Fred was my licensed education bird, accompanying me to Cub Scout pack meetings, school programs, anywhere a little nighthawk could interest children in birds. During fall he helped me count birds, making a soft rit-rit-rit call when a red-tail too high for my eyes circled in the deep blue sky. When nighthawks migrated in big numbers of an August evening, we’d sit together on my picnic table and watch them winging toward the sunset—heading west to clear the lake before banking toward South America. These were the only times that Fred seemed sad about not being able to fly. He’d watch them with longing in his eyes as he nestled against my thigh. Was the warmth and security I provided worth the loss of his freedom and flight? Most rehabbers euthanize nighthawks with broken wings that can’t be repaired. Is this a mercy? Fred’s patient ways, the gusto with which he scarfed down mealworms, and his devotion to me assuaged my conscience.

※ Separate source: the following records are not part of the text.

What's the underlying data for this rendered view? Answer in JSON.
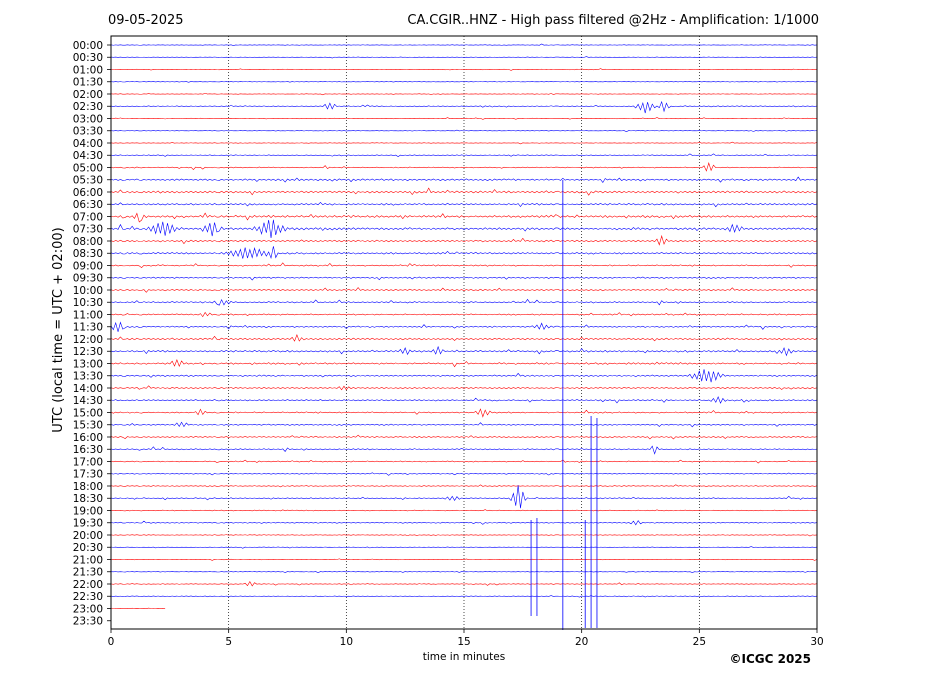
{
  "header": {
    "date": "09-05-2025",
    "title": "CA.CGIR..HNZ - High pass filtered @2Hz - Amplification: 1/1000"
  },
  "footer": {
    "copyright": "©ICGC 2025"
  },
  "colors": {
    "red": "#ff0000",
    "blue": "#0000ff",
    "axis": "#000000"
  },
  "chart_data": {
    "type": "line",
    "subtype": "helicorder",
    "xlabel": "time in minutes",
    "ylabel": "UTC (local time = UTC + 02:00)",
    "xlim": [
      0,
      30
    ],
    "x_ticks": [
      0,
      5,
      10,
      15,
      20,
      25,
      30
    ],
    "vertical_gridlines_at": [
      5,
      10,
      15,
      20,
      25
    ],
    "grid": "dotted vertical lines",
    "row_labels": [
      "00:00",
      "00:30",
      "01:00",
      "01:30",
      "02:00",
      "02:30",
      "03:00",
      "03:30",
      "04:00",
      "04:30",
      "05:00",
      "05:30",
      "06:00",
      "06:30",
      "07:00",
      "07:30",
      "08:00",
      "08:30",
      "09:00",
      "09:30",
      "10:00",
      "10:30",
      "11:00",
      "11:30",
      "12:00",
      "12:30",
      "13:00",
      "13:30",
      "14:00",
      "14:30",
      "15:00",
      "15:30",
      "16:00",
      "16:30",
      "17:00",
      "17:30",
      "18:00",
      "18:30",
      "19:00",
      "19:30",
      "20:00",
      "20:30",
      "21:00",
      "21:30",
      "22:00",
      "22:30",
      "23:00",
      "23:30"
    ],
    "row_colors": [
      "blue",
      "blue",
      "red",
      "blue",
      "red",
      "blue",
      "red",
      "blue",
      "red",
      "blue",
      "red",
      "blue",
      "red",
      "blue",
      "red",
      "blue",
      "red",
      "blue",
      "red",
      "blue",
      "red",
      "blue",
      "red",
      "blue",
      "red",
      "blue",
      "red",
      "blue",
      "red",
      "blue",
      "red",
      "blue",
      "red",
      "blue",
      "red",
      "blue",
      "red",
      "blue",
      "red",
      "blue",
      "red",
      "blue",
      "red",
      "blue",
      "red",
      "blue",
      "red",
      "blue"
    ],
    "noise_level": [
      0.3,
      0.3,
      0.3,
      0.3,
      0.3,
      0.5,
      0.3,
      0.3,
      0.3,
      0.5,
      0.6,
      1.0,
      1.2,
      1.0,
      1.3,
      1.3,
      1.0,
      1.0,
      0.8,
      0.8,
      0.8,
      0.8,
      0.8,
      0.8,
      1.0,
      1.0,
      1.0,
      0.9,
      0.8,
      0.8,
      0.8,
      0.7,
      0.7,
      0.7,
      0.6,
      0.5,
      0.5,
      0.6,
      0.5,
      0.6,
      0.4,
      0.3,
      0.3,
      0.3,
      0.4,
      0.4,
      0.3,
      0.0
    ],
    "row_end_minute": [
      30,
      30,
      30,
      30,
      30,
      30,
      30,
      30,
      30,
      30,
      30,
      30,
      30,
      30,
      30,
      30,
      30,
      30,
      30,
      30,
      30,
      30,
      30,
      30,
      30,
      30,
      30,
      30,
      30,
      30,
      30,
      30,
      30,
      30,
      30,
      30,
      30,
      30,
      30,
      30,
      30,
      30,
      30,
      30,
      30,
      30,
      2.3,
      0
    ],
    "events": [
      {
        "row": 5,
        "minute": 9.3,
        "amp": 5,
        "dur": 0.3
      },
      {
        "row": 5,
        "minute": 22.7,
        "amp": 7,
        "dur": 0.5
      },
      {
        "row": 5,
        "minute": 23.5,
        "amp": 5,
        "dur": 0.3
      },
      {
        "row": 10,
        "minute": 25.4,
        "amp": 7,
        "dur": 0.3
      },
      {
        "row": 14,
        "minute": 1.2,
        "amp": 5,
        "dur": 0.3
      },
      {
        "row": 15,
        "minute": 2.2,
        "amp": 7,
        "dur": 0.8
      },
      {
        "row": 15,
        "minute": 4.3,
        "amp": 7,
        "dur": 0.5
      },
      {
        "row": 15,
        "minute": 6.8,
        "amp": 9,
        "dur": 0.8
      },
      {
        "row": 15,
        "minute": 26.5,
        "amp": 5,
        "dur": 0.4
      },
      {
        "row": 16,
        "minute": 23.4,
        "amp": 5,
        "dur": 0.3
      },
      {
        "row": 17,
        "minute": 5.8,
        "amp": 6,
        "dur": 1.2
      },
      {
        "row": 17,
        "minute": 6.9,
        "amp": 7,
        "dur": 0.2
      },
      {
        "row": 21,
        "minute": 4.7,
        "amp": 3,
        "dur": 0.5
      },
      {
        "row": 22,
        "minute": 4.0,
        "amp": 3,
        "dur": 0.3
      },
      {
        "row": 23,
        "minute": 0.3,
        "amp": 5,
        "dur": 0.4
      },
      {
        "row": 23,
        "minute": 18.3,
        "amp": 3,
        "dur": 0.5
      },
      {
        "row": 24,
        "minute": 7.9,
        "amp": 5,
        "dur": 0.3
      },
      {
        "row": 25,
        "minute": 12.5,
        "amp": 4,
        "dur": 0.3
      },
      {
        "row": 25,
        "minute": 13.9,
        "amp": 4,
        "dur": 0.3
      },
      {
        "row": 25,
        "minute": 28.7,
        "amp": 6,
        "dur": 0.3
      },
      {
        "row": 26,
        "minute": 2.8,
        "amp": 5,
        "dur": 0.3
      },
      {
        "row": 27,
        "minute": 25.3,
        "amp": 8,
        "dur": 0.8
      },
      {
        "row": 28,
        "minute": 9.9,
        "amp": 3,
        "dur": 0.3
      },
      {
        "row": 29,
        "minute": 25.8,
        "amp": 4,
        "dur": 0.4
      },
      {
        "row": 30,
        "minute": 3.8,
        "amp": 4,
        "dur": 0.3
      },
      {
        "row": 30,
        "minute": 15.8,
        "amp": 4,
        "dur": 0.4
      },
      {
        "row": 31,
        "minute": 3.0,
        "amp": 4,
        "dur": 0.3
      },
      {
        "row": 33,
        "minute": 23.1,
        "amp": 8,
        "dur": 0.2
      },
      {
        "row": 37,
        "minute": 17.3,
        "amp": 13,
        "dur": 0.4
      },
      {
        "row": 37,
        "minute": 14.5,
        "amp": 3,
        "dur": 0.4
      },
      {
        "row": 39,
        "minute": 22.3,
        "amp": 3,
        "dur": 0.3
      },
      {
        "row": 44,
        "minute": 5.9,
        "amp": 3,
        "dur": 0.3
      }
    ],
    "spikes": [
      {
        "minute": 17.85,
        "top": 520,
        "bottom": 616
      },
      {
        "minute": 18.1,
        "top": 518,
        "bottom": 616
      },
      {
        "minute": 19.2,
        "top": 180,
        "bottom": 630
      },
      {
        "minute": 20.15,
        "top": 520,
        "bottom": 628
      },
      {
        "minute": 20.4,
        "top": 416,
        "bottom": 628
      },
      {
        "minute": 20.65,
        "top": 418,
        "bottom": 628
      }
    ]
  }
}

Last Sunday, Fred died of pneumonia. He was sick for less than five days. Tuesday night he seemed a little peaked, and his nasal pores were clogged, so I took him with when I drove to Sioux Falls, South Dakota on Wednesday. He liked riding in the car, and sat in a sunny spot in the front seat for five hours, until the oldies station I was listening to played the Buckinghams’ “Kind of a Drag”—Fred always hated that song, so he jumped down and waddled to the back seat. That day and the next his appetite picked up, and he seemed to be responding well to amoxycillin. By Friday he seemed his old self again, but took a sudden turn for the worse Saturday night, and by Sunday morning he couldn’t hold down any food or medicine. I held him in my hand most of the day. He nestled into my palm in that trusting way that hurt my heart.

I imagined him a fuzzy little hatchling, looking at the big sky for the first time, wondering what the world had in store for him. He’d flown all the way to South America and back at least once. Did he think that migration was exciting or scary? Exhilarating or exhausting? Did he rail against the cosmic injustice of being crippled in his prime? Had he at least had a chance to mate before his accident? Did he have a son or daughter out there who carried his sweet-natured genes?

Fred didn’t die dramatically—his breathing just grew slower and slower, and suddenly he opened his eyes, almost hopefully, and died. We could picture his spirit pulling out of his tired little body and fluttering toward the bright October sky, then setting a course and flying, finally and forever, free at last.